Wittwin ACI Server is a legacy product; it has been superseded by HPE IDOL Media Server.
The HPE Media Management and Analysis Platform includes a REST API that can be used to:
Manage video sources (for example, cameras and channels), organized in a hierarchical tree structure
Manage video recorders, by assigning recorders to video sources
Store custom metadata associated with the sources or recorders (for example, camera model and manufacturer)
Play back archive and live footage by using HTTP Live Streaming (HLS) or Real Time Streaming Protocol (RTSP), and pause live content
Start and stop recording on demand
View video streams with varying speed (fast or slow), forwards or backwards
Extract frames from video and save them as images
Generate video clips from archive footage
Use the HPE Media Player browser plugin to watch video in the Google Chrome and Internet Explorer web browsers. Alternately, the HPE Media Element can use the browser's own native HTML5 player for MIME types that it understands
HPE MMAP includes the HPE Media Player component that allows for live and archive video of the managed sources in the system.
The HPE Media Player consists of a browser plugin for Google Chrome that allows for playback of video within the browser, as well as AngularJS directives which you can use to embed the player (with custom drawn playback controls) into a HTML5 page.

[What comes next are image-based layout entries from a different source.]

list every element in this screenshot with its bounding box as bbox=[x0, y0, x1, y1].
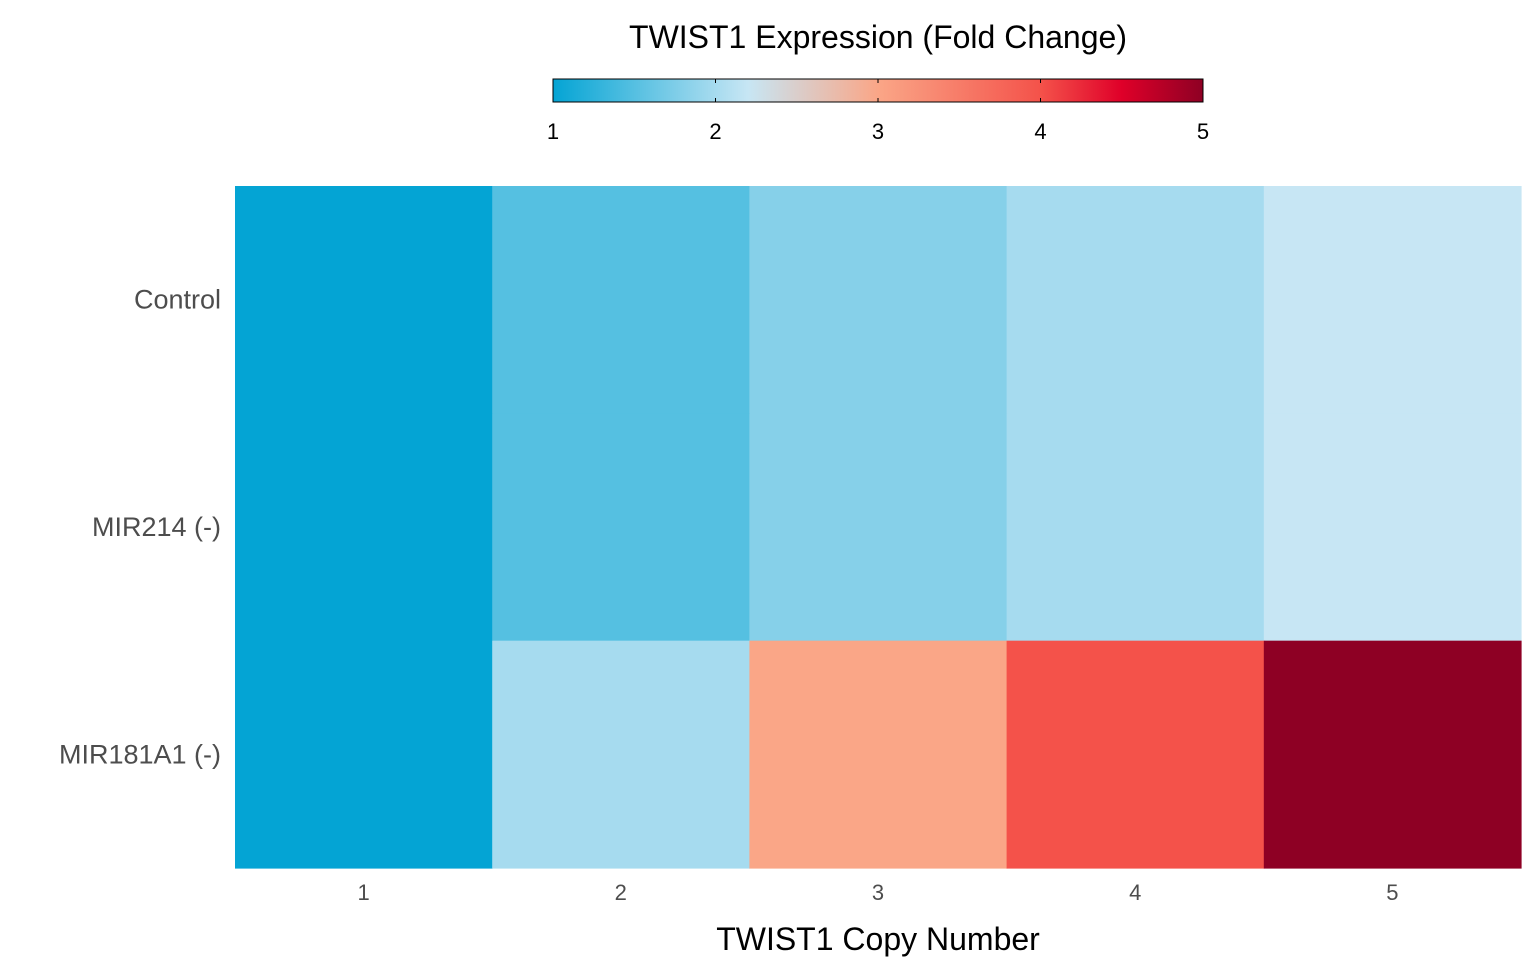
legend-tick-label: 2 bbox=[709, 119, 721, 144]
heatmap-cells bbox=[235, 186, 1522, 869]
heatmap-cell bbox=[492, 186, 750, 414]
heatmap-cell bbox=[1263, 640, 1522, 869]
legend-tick-label: 5 bbox=[1197, 119, 1209, 144]
x-tick-label: 2 bbox=[615, 880, 627, 905]
color-legend: 1 2 3 4 5 bbox=[547, 78, 1209, 144]
x-tick-label: 3 bbox=[872, 880, 884, 905]
heatmap-cell bbox=[492, 413, 750, 642]
heatmap-cell bbox=[749, 640, 1008, 869]
x-tick-label: 4 bbox=[1129, 880, 1141, 905]
heatmap-cell bbox=[235, 186, 493, 414]
heatmap-cell bbox=[1006, 186, 1265, 414]
heatmap-cell bbox=[235, 640, 493, 869]
heatmap-cell bbox=[749, 413, 1008, 642]
y-tick-label: MIR214 (-) bbox=[92, 512, 221, 542]
x-axis-title: TWIST1 Copy Number bbox=[716, 921, 1040, 957]
heatmap-cell bbox=[1263, 186, 1522, 414]
legend-tick-label: 1 bbox=[547, 119, 559, 144]
legend-tick-label: 3 bbox=[872, 119, 884, 144]
x-tick-label: 5 bbox=[1386, 880, 1398, 905]
x-tick-label: 1 bbox=[357, 880, 369, 905]
y-axis-labels: Control MIR214 (-) MIR181A1 (-) bbox=[59, 285, 221, 770]
x-axis-labels: 1 2 3 4 5 bbox=[357, 880, 1398, 905]
y-tick-label: MIR181A1 (-) bbox=[59, 739, 221, 769]
heatmap-cell bbox=[1263, 413, 1522, 642]
heatmap-cell bbox=[749, 186, 1008, 414]
heatmap-cell bbox=[1006, 413, 1265, 642]
heatmap-cell bbox=[492, 640, 750, 869]
y-tick-label: Control bbox=[134, 285, 221, 315]
heatmap-cell bbox=[235, 413, 493, 642]
legend-tick-label: 4 bbox=[1034, 119, 1046, 144]
heatmap-cell bbox=[1006, 640, 1265, 869]
legend-title: TWIST1 Expression (Fold Change) bbox=[629, 19, 1127, 55]
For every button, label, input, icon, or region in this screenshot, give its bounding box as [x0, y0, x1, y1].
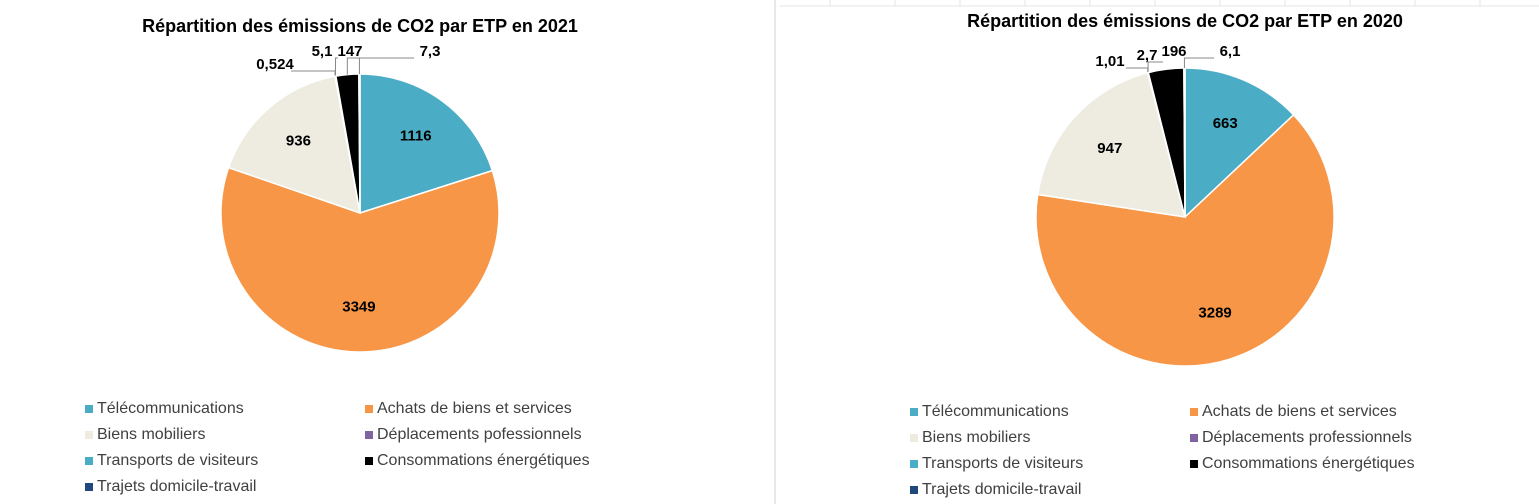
legend-swatch — [910, 460, 918, 468]
pie-slice — [227, 75, 361, 215]
value-label: 0,524 — [256, 56, 294, 73]
pie-slice — [1036, 71, 1187, 218]
legend-label: Achats de biens et services — [1202, 403, 1397, 420]
value-label: 936 — [286, 132, 311, 149]
legend-swatch — [85, 457, 93, 465]
legend-label: Trajets domicile-travail — [922, 481, 1081, 498]
legend-label: Transports de visiteurs — [922, 455, 1083, 472]
value-label: 3289 — [1198, 305, 1231, 322]
leader-line — [1147, 61, 1163, 73]
legend-swatch — [910, 486, 918, 494]
value-label: 1116 — [400, 128, 432, 145]
legend-label: Déplacements pofessionnels — [377, 426, 582, 443]
leader-line — [1183, 57, 1214, 69]
legend-swatch — [910, 408, 918, 416]
value-label: 1,01 — [1095, 53, 1124, 70]
value-label: 3349 — [342, 298, 375, 315]
legend-swatch — [85, 483, 93, 491]
value-label: 5,1 — [312, 43, 333, 60]
legend-label: Consommations énergétiques — [1202, 455, 1415, 472]
legend-swatch — [1190, 460, 1198, 468]
legend-label: Consommations énergétiques — [377, 452, 590, 469]
legend-label: Biens mobiliers — [97, 426, 205, 443]
legend-swatch — [85, 431, 93, 439]
value-label: 7,3 — [420, 43, 441, 60]
legend-label: Biens mobiliers — [922, 429, 1030, 446]
leader-line — [334, 57, 338, 77]
value-label: 947 — [1097, 140, 1122, 157]
chart-title: Répartition des émissions de CO2 par ETP… — [142, 16, 578, 36]
value-label: 6,1 — [1220, 43, 1241, 60]
legend-swatch — [85, 405, 93, 413]
legend-swatch — [910, 434, 918, 442]
legend-swatch — [365, 457, 373, 465]
pie-slice — [359, 73, 494, 215]
legend-label: Télécommunications — [97, 400, 244, 417]
legend-label: Déplacements professionnels — [1202, 429, 1412, 446]
legend-swatch — [1190, 408, 1198, 416]
pie-slice — [220, 166, 500, 353]
legend-label: Achats de biens et services — [377, 400, 572, 417]
pie-slice — [1184, 67, 1295, 219]
value-label: 196 — [1161, 43, 1186, 60]
value-label: 663 — [1213, 115, 1238, 132]
sheet-grid — [780, 0, 1539, 7]
value-label: 2,7 — [1137, 47, 1158, 64]
legend-label: Télécommunications — [922, 403, 1069, 420]
legend-swatch — [1190, 434, 1198, 442]
legend-swatch — [365, 405, 373, 413]
legend-label: Trajets domicile-travail — [97, 478, 256, 495]
value-label: 147 — [337, 43, 362, 60]
leader-line — [358, 57, 414, 75]
chart-title: Répartition des émissions de CO2 par ETP… — [967, 11, 1403, 31]
pie-slice — [1035, 113, 1335, 367]
legend-label: Transports de visiteurs — [97, 452, 258, 469]
legend-swatch — [365, 431, 373, 439]
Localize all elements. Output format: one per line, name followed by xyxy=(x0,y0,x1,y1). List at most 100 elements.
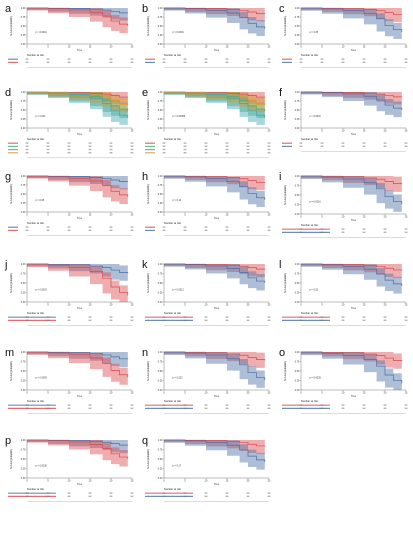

The AngularJS directives use the HPE Media Element internally, which is a JavaScript wrapper that mimics the HTML 5 MediaElement API. This means that to use the Media Player, you can write normal HTML 5 <video>
elements, and depending on the MIME type of the source, it will display the correct player.
The HPE Media Player supports the following types of content:
Content natively supported by browser's HTML 5 player. The HPE Media Element uses the browser's own native player for MIME types that the browser's own native player understands. HPE Media Element acts as a polyfill around the native media element, to add functionality such as switching the HPE Media Element implement when changing source.
Live and archive RTSP streams generated by the legacy Wittwin ACI Server. You need a separate installer (the Virage Media Player) to play back content generated by Wittwin ACI Server using the HPE Media Player.
Live and Archive HLS streams generated by HPE IDOL Media Server. HPE Media Player uses Google Native Client for its playback functionality. No additional download and installation process is required to use the player in any Google Chrome supported webpage when playing HLS streams generated by HPE IDOL Media Server.
HPE Media Player is supported on the following browsers:
Internet Explorer 10 - supports only legacy Wittwin streams and any video stream that the browser native player supports. Does not support HLS playback.
Google Chrome - supports only HLS playback and any video stream that the browser native player supports. Does not support legacy Wittwin streams.